Anche a Trieste, città  sospesa per anni tra blocchi contrapposti, sono custoditi frammenti di questa storia. Nel sottosuolo urbano sopravvivono rifugi e ambienti protetti realizzati tra la Seconda guerra mondiale e le prime fasi della Guerra Fredda, adattati in parte anche a scenari antiatomici, come il Kleine Berlin, il complesso di gallerie antiaeree scavato nel colle di Scorcola e oggi tra i più noti percorsi sotterranei cittadini. In una città che fino al 1954 è stata Territorio Libero e poi osservatorio sensibile sull’Est europeo, la presenza di spazi protetti era pura prudenza geopolitica. Alcuni di questi ambienti oggi sono visitabili in occasioni speciali, e camminarci dentro implica di attraversare di persona il clima di un’epoca in cui la linea tra pace armata e conflitto aperto sembrava sottilissima.

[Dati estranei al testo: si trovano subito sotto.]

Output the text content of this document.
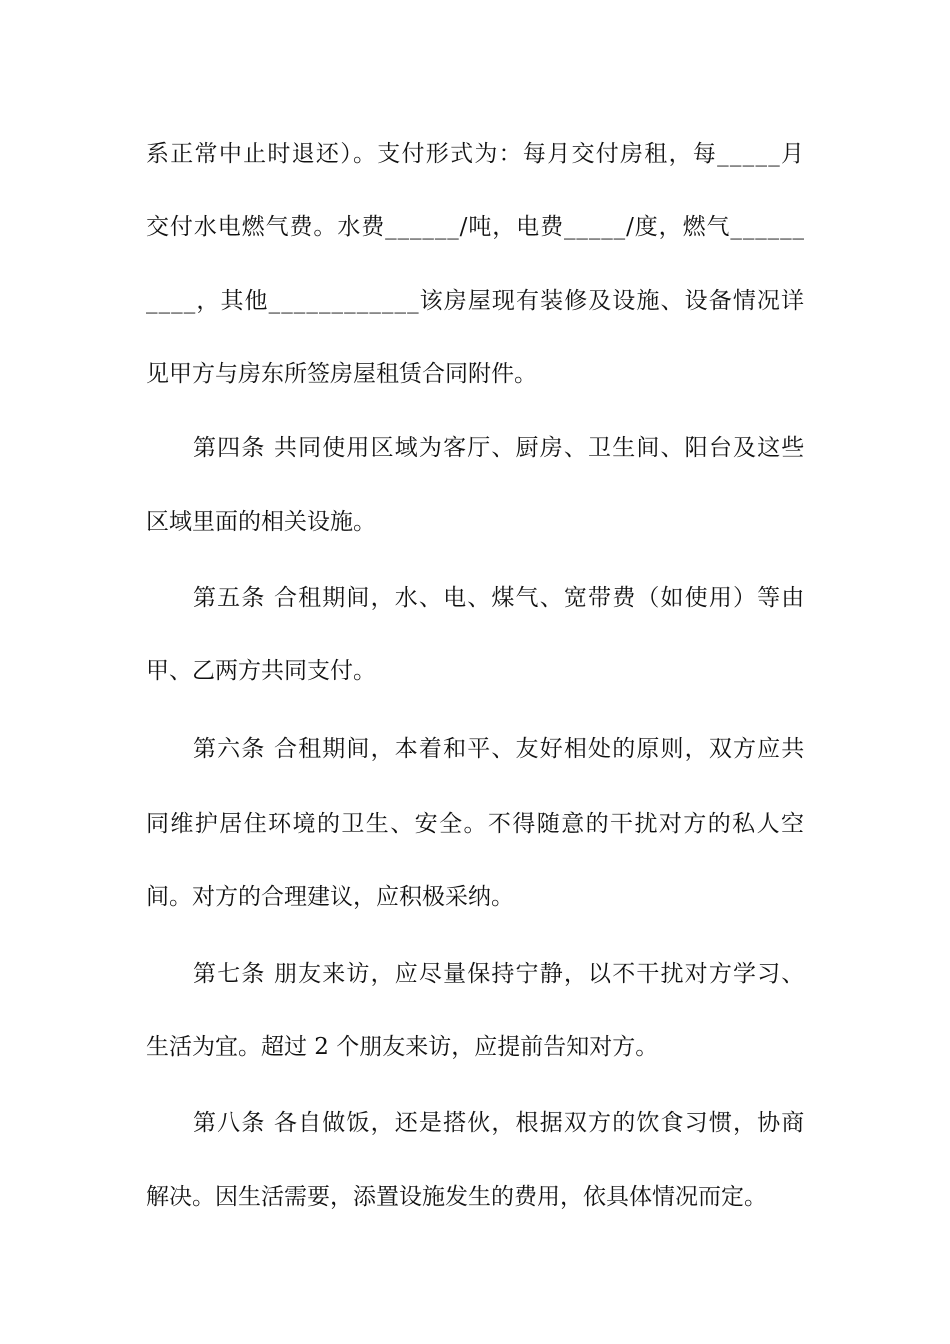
系正常中止时退还）。支付形式为：每月交付房租，每_____月
交付水电燃气费。水费______/吨，电费_____/度，燃气______
____，其他____________该房屋现有装修及设施、设备情况详
见甲方与房东所签房屋租赁合同附件。
第四条 共同使用区域为客厅、厨房、卫生间、阳台及这些
区域里面的相关设施。
第五条 合租期间，水、电、煤气、宽带费（如使用）等由
甲、乙两方共同支付。
第六条 合租期间，本着和平、友好相处的原则，双方应共
同维护居住环境的卫生、安全。不得随意的干扰对方的私人空
间。对方的合理建议，应积极采纳。
第七条 朋友来访，应尽量保持宁静，以不干扰对方学习、
生活为宜。超过 2 个朋友来访，应提前告知对方。
第八条 各自做饭，还是搭伙，根据双方的饮食习惯，协商
解决。因生活需要，添置设施发生的费用，依具体情况而定。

Verso sud, immerso nella storia più antica, il Bunker di Soratte testimonia un’evoluzione affascinante. Scavato inizialmente negli anni Trenta e ampliato durante la Seconda Guerra Mondiale, divenne poi parte integrante delle difese antiatomiche italiane e alleate durante la Guerra Fredda. Se oggi è una sorta di museo underground aperto a visite guidate, per decenni fu uno dei segreti più gelosamente custoditi dello Stato italiano. Una città del sottosuolo, creata per proteggere dalle bombe convenzionali e dal fallout nucleare. Tutto grazie a lunghi tunnel, sistemi di filtrazione e sale tecniche resistenti a gravi attacchi.

A parte le grandi installazioni militari, in città come Milano centinaia di rifugi antiaerei e bunker realizzati tra le due guerre e durante la Guerra Fredda punteggiano il sottosuolo urbano. Rifugi come il celebre rifugio 87, sotto scuole e quartieri, ricordano la mobilitazione civile per la protezione della popolazione.

Questa mappa sotterranea, che include anche rifugi più piccoli disseminati in varie regioni, racconta un’Italia che ha vissuto le minacce nucleari come una possibile realtà fino a pochi decenni fa. Oggi, con la crisi geopolitica tra Iran e Israele e delle tensioni nucleari globali, il valore di queste strutture è soprattutto simbolico, ma non per questo irrilevante: mostrano come, in passato, si fosse disposto tempo, tecnologia e risorse per pensare a piani di difesa collettiva in scenari estremi, e offrono spunti per riflettere su come proteggere la popolazione civile in situazioni di crisi internazionale, senza spingere l’immaginazione oltre l’orizzonte dei fatti.

Ciò che differenzia oggi l’Italia da paesi come la vicina Svizzera, che conta centinaia di migliaia di rifugi integrati nel tessuto civile e in continua manutenzione, è l’assenza di una rete di rifugi antiatomici capillare e aggiornata. È un’eredità storica piuttosto che un sistema attivo di protezione, ma rimane una testimonianza vera della capacità umana di prepararsi contro l’incerto futuro, facendo dell’Italia un crocevia di storie sotterranee e di progettualità bellica che continuano ad affascinare e a far riflettere.